Bu vesile ile, işkence ve yargısız infazlara isyan ettiği için statükonun adamlarınca “fazla duygusal” diye güya aşağılanan ve 1989’da Humeyni’nin halefliğinden azledilen Muntazeri’nin o şahane sözlerini hatırlatayım:
“”Ne yazık ki iş yapmak ve devrim değerlerini korumak yerine slogan attık. Halka değer vermek ve onu söz sahibi yapmak yerine halkın zeki ve aktif güçlerini hayal kırıklığına uğrattık, mücerretleştirdik. Bu yüzden şimdi öyle bir noktaya geldik ki, yönetimde kalabilmek için ilk sloganlarımızın ve değerlerimizin karşısında durmak zorunda kalıyoruz. İran hükümetinin ayakta kalması gerekçesiyle ahlaki ve İslami değerler ihlal edilemez. Sözkonusu değerler, uğruna devrim yaptığımız ve halka sloganlarımızla vaad ettiğimi değerlerdir. Devlet bir vasıtadır, gaye değil. Değerler gayedir.”
İşte böyle değerlendirmelerin ışığında “Statüko Rehberi” diyorum Hamaney’e.

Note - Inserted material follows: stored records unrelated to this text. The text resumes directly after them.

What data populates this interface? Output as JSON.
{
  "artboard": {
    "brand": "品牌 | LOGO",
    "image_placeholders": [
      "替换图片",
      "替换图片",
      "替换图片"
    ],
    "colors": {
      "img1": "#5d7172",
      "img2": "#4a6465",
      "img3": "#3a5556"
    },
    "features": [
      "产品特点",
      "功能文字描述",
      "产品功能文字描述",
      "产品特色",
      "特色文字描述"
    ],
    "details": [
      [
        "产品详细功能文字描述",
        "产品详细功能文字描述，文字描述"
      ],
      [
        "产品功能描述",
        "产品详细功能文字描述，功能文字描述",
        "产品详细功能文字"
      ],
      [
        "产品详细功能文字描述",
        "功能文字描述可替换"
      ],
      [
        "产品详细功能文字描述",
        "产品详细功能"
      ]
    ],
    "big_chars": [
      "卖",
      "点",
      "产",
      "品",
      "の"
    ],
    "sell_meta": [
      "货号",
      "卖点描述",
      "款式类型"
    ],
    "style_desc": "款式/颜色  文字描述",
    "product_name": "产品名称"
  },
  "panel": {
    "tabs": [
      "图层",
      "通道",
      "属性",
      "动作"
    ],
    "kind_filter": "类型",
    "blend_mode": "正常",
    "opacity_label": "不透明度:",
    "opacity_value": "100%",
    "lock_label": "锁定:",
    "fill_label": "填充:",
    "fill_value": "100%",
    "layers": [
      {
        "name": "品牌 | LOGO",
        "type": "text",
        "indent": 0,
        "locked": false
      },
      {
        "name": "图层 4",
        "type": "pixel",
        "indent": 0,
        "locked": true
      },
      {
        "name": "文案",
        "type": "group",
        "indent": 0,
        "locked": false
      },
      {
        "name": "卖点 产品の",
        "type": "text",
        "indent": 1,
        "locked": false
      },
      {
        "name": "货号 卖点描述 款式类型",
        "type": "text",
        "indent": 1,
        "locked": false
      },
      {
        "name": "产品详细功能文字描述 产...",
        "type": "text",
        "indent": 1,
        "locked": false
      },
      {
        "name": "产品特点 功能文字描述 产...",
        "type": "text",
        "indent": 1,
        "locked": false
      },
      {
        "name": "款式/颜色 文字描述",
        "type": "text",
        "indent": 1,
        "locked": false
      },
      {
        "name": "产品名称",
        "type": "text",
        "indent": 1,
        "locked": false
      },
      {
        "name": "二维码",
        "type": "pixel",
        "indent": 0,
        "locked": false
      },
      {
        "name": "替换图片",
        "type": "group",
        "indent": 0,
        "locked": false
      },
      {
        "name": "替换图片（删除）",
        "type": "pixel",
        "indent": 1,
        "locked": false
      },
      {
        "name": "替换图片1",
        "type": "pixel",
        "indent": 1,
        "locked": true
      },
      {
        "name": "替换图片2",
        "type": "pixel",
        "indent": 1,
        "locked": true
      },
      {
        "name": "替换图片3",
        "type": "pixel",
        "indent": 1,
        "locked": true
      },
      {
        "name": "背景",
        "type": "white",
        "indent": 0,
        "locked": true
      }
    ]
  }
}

Geçen yazımda belirtmeyi unutmuşum; Suriye Devrimi aleyhindeki siyasetinden ötürü Hamaney’e “Karşı Devrim Rehberi” de diyorum ben.
***
Son söz: Gün gelir, Hamaney’i ve şimdilik Hizbullah diye anmamaya karar verdiğim Lübnanlı malum kardeşleri gene savunurum, Allah Teala ömür ve imkân verirse; yeter ki çağımızın Yezid’lerinden Esed’e yoldaşlık etmekten, çağımızın Kerbela’sında çağımızın Hüseyin’lerini katledenlerle beraber olmaktan vazgeçsinler.